A medida que se intensifica el conflicto en Medio Oriente entre Estados Unidos, Israel y Irán, el estratégico estrecho de Ormuz se convirtió en uno de los principales focos de preocupación para el comercio energético mundial. En este contexto, China inició gestiones diplomáticas con Teherán para garantizar el paso seguro de buques que transportan petróleo y gas natural licuado procedentes de Qatar.
Según informaron fuentes diplomáticas, Pekín mantiene conversaciones con el gobierno iraní para evitar que el bloqueo del paso marítimo agrave aún más las tensiones en los mercados internacionales. El estrecho de Ormuz es una de las rutas energéticas más importantes del planeta, ya que por allí circula aproximadamente una quinta parte del suministro mundial de petróleo y gas natural licuado.
La guerra, que ya superó los seis días de enfrentamientos, provocó una fuerte reducción del tránsito marítimo en la zona. Datos de seguimiento naval indican que el paso de petroleros cayó drásticamente: el 1 de marzo solo cuatro embarcaciones atravesaron el estrecho, frente a un promedio de 24 diarias registrado desde comienzos de año. Al mismo tiempo, cerca de 300 petroleros permanecen actualmente dentro del área, según las firmas de monitoreo marítimo Vortexa y Kpler.
Para China, la situación reviste especial importancia estratégica. La segunda economía del mundo depende en gran medida de los hidrocarburos provenientes de Medio Oriente y obtiene cerca del 45% de su petróleo a través de esta ruta marítima. Por ese motivo, las autoridades chinas no ven con buenos ojos la decisión iraní de restringir el tránsito naval y buscan asegurar corredores seguros para el transporte energético.
Un indicio de esta dinámica se observó recientemente cuando un buque identificado como Iron Maiden logró atravesar el estrecho tras modificar su señalización de propiedad y presentarse como una embarcación bajo control chino. Sin embargo, analistas advierten que serán necesarios muchos más movimientos similares para tranquilizar a los mercados internacionales.
La tensión ya impacta con fuerza en los precios de la energía. Desde el inicio de las hostilidades, el valor del crudo se incrementó más de un 15%, impulsado tanto por la reducción del tránsito marítimo como por los ataques iraníes contra instalaciones energéticas del golfo Pérsico y embarcaciones en la zona.

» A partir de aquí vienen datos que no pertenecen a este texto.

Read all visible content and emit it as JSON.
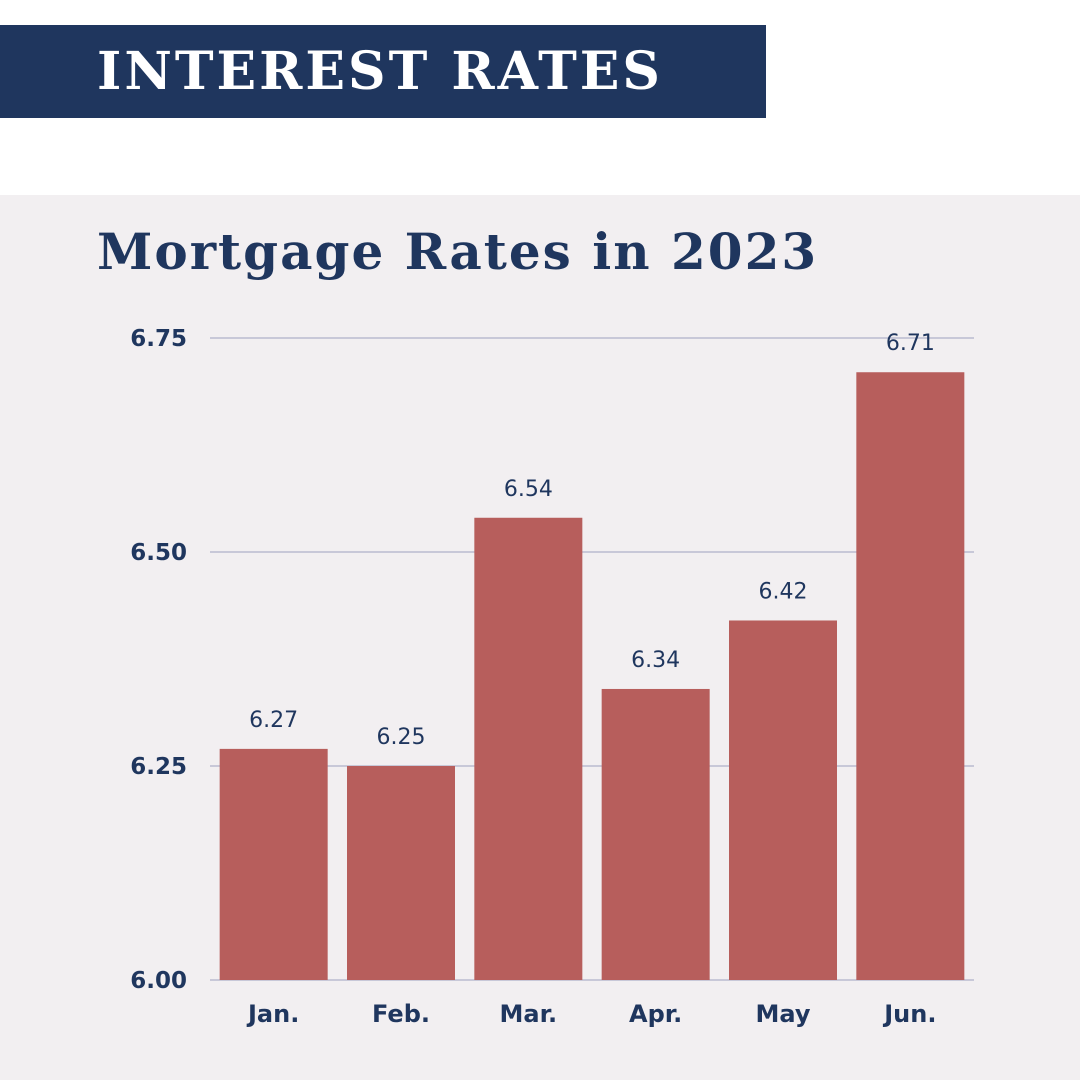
{
  "header": {
    "title": "INTEREST RATES"
  },
  "colors": {
    "navy": "#1f365e",
    "bar": "#b75e5c",
    "panel": "#f2eff1",
    "grid": "#b9bbd0",
    "white": "#ffffff"
  },
  "chart_data": {
    "type": "bar",
    "title": "Mortgage Rates in 2023",
    "xlabel": "",
    "ylabel": "",
    "categories": [
      "Jan.",
      "Feb.",
      "Mar.",
      "Apr.",
      "May",
      "Jun."
    ],
    "values": [
      6.27,
      6.25,
      6.54,
      6.34,
      6.42,
      6.71
    ],
    "value_labels": [
      "6.27",
      "6.25",
      "6.54",
      "6.34",
      "6.42",
      "6.71"
    ],
    "ylim": [
      6.0,
      6.75
    ],
    "yticks": [
      6.0,
      6.25,
      6.5,
      6.75
    ],
    "ytick_labels": [
      "6.00",
      "6.25",
      "6.50",
      "6.75"
    ],
    "grid": true,
    "legend": "none"
  }
}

La expansión del conflicto también comenzó a tener repercusiones regionales más amplias. Misiles lanzados por Irán alcanzaron objetivos en países como Chipre, Azerbaiyán y Turquía, aumentando la volatilidad de los mercados globales y alimentando temores sobre un repunte inflacionario en las principales economías.

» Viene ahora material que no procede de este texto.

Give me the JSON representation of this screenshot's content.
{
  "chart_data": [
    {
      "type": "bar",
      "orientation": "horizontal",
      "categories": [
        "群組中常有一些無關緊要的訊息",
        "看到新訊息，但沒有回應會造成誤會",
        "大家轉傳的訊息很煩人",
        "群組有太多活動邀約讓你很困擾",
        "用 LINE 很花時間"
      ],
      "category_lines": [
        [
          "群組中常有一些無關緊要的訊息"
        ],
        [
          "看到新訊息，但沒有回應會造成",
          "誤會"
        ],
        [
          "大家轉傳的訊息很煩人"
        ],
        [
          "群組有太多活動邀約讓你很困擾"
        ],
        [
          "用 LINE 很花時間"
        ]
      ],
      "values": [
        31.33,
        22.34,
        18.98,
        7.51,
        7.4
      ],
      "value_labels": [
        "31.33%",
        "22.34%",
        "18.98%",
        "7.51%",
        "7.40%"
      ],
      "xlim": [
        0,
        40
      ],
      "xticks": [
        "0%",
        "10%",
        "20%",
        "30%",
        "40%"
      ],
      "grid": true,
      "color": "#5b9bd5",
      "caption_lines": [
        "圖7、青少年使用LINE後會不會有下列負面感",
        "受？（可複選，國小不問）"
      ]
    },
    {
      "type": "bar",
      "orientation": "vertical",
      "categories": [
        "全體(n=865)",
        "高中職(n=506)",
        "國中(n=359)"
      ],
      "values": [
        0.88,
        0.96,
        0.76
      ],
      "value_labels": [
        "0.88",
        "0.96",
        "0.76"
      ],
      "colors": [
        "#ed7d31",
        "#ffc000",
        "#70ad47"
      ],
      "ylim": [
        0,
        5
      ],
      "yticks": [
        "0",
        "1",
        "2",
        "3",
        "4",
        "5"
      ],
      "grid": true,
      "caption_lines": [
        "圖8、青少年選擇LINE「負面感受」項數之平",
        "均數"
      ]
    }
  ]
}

Empresarios y operadores del comercio internacional señalan que actualmente solo algunas embarcaciones —principalmente de origen chino o iraní— logran atravesar el estrecho. El empresario Mike McDougall, con larga trayectoria en el comercio internacional, indicó que ejecutivos del sector en Medio Oriente confirmaron que el tránsito sigue siendo extremadamente limitado.
Por su parte, Jamal Al-Ghurair, director ejecutivo de la compañía Al Khaleej Sugar con sede en Dubái, explicó que algunos buques cargados con azúcar lograron cruzar la ruta marítima, aunque otros permanecen varados a la espera de autorización.
El gobierno iraní había advertido días atrás que impediría el paso por el estrecho a embarcaciones vinculadas a Estados Unidos, Israel, países europeos o sus aliados. En ese anuncio, sin embargo, no se mencionó a China, lo que abre la puerta a acuerdos puntuales que permitan mantener parte del flujo energético mundial en medio de la crisis.